The Chancellor, who spoke at the Federation of Small Businesses' (FSB) national conference in Birmingham, promised to continue to cut the UK's budget deficit as a percentage of GDP and claimed Ed Balls' plan would increase the national debt in 2016.

"When we have achieved so much, when we have come so far, do not put at risk the livelihoods of millions of people, do not put at risk our economic security by putting our national debt up – that would be madness," he said.

"And borrowing and spending with no regard as to the consequences of the economy for business or jobs is a clear and present danger to all that we have achieved

"So we, in this election, should commit now that we have got the national debt falling to keep it falling."

The comments come as the Office for National Statistics (ONS) said that public sector net borrowing had hit £6.9bn in February, down 34% from the same period last year.

The data also revealed that Osborne was on track to meet his target of reducing public sector borrowing to £90.2bn by the end of the 2014/15 financial year.

Osborne also committed to a "major" reform of the UK's business rates system at the West Midlands based event.

"This is my commitment to you: We will make a major change to the business rates and have in it in place for 2017 – all legislated for and the like," the top Tory said.

The FSB welcomed the pledge and explained that for many firms, "they are the biggest costs they face".

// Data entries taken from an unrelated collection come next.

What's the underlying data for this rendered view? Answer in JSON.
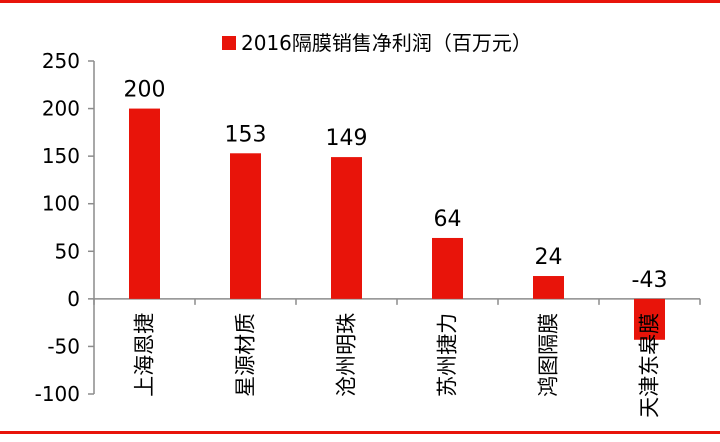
{
  "chart_data": {
    "type": "bar",
    "title": "",
    "xlabel": "",
    "ylabel": "",
    "categories": [
      "上海恩捷",
      "星源材质",
      "沧州明珠",
      "苏州捷力",
      "鸿图隔膜",
      "天津东皋膜"
    ],
    "series": [
      {
        "name": "2016隔膜销售净利润（百万元）",
        "values": [
          200,
          153,
          149,
          64,
          24,
          -43
        ],
        "labels": [
          "200",
          "153",
          "149",
          "64",
          "24",
          "-43"
        ]
      }
    ],
    "ylim": [
      -100,
      250
    ],
    "yticks": [
      250,
      200,
      150,
      100,
      50,
      0,
      -50,
      -100
    ],
    "ytick_labels": [
      "250",
      "200",
      "150",
      "100",
      "50",
      "0",
      "-50",
      "-100"
    ],
    "grid": false,
    "legend_position": "top-center",
    "bar_color": "#e8140a",
    "rule_color": "#e8140a"
  }
}
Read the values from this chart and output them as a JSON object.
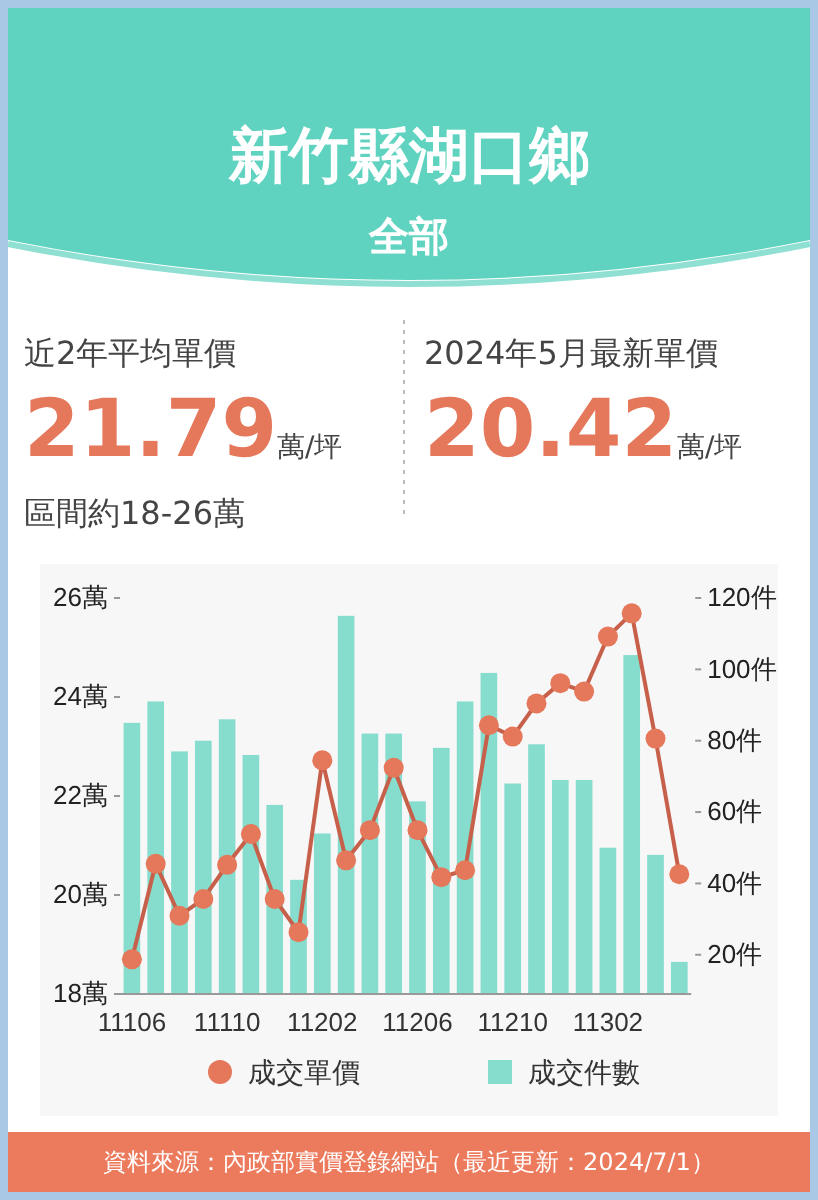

"The chancellor's commitment to reforming business rates will be received well by small businesses up and down the country," said John Allan, the national chairman of the FSB.

"Business rates cause so many problems for our members, often holding back their growth plans. For many firms, they are the biggest costs they face after rent and staff wages.

"A new system must be in place in 2017 and support measures must continue until we have fundamental reform."

The promise comes just days after Osborne unveiled his last budget of this parliament to MPs in the House of Commons.

The electorate seemed to respond favourably to the economic measures as the Tories took a two-point lead (35% vs 33%) in the opinions polls, according to YouGov.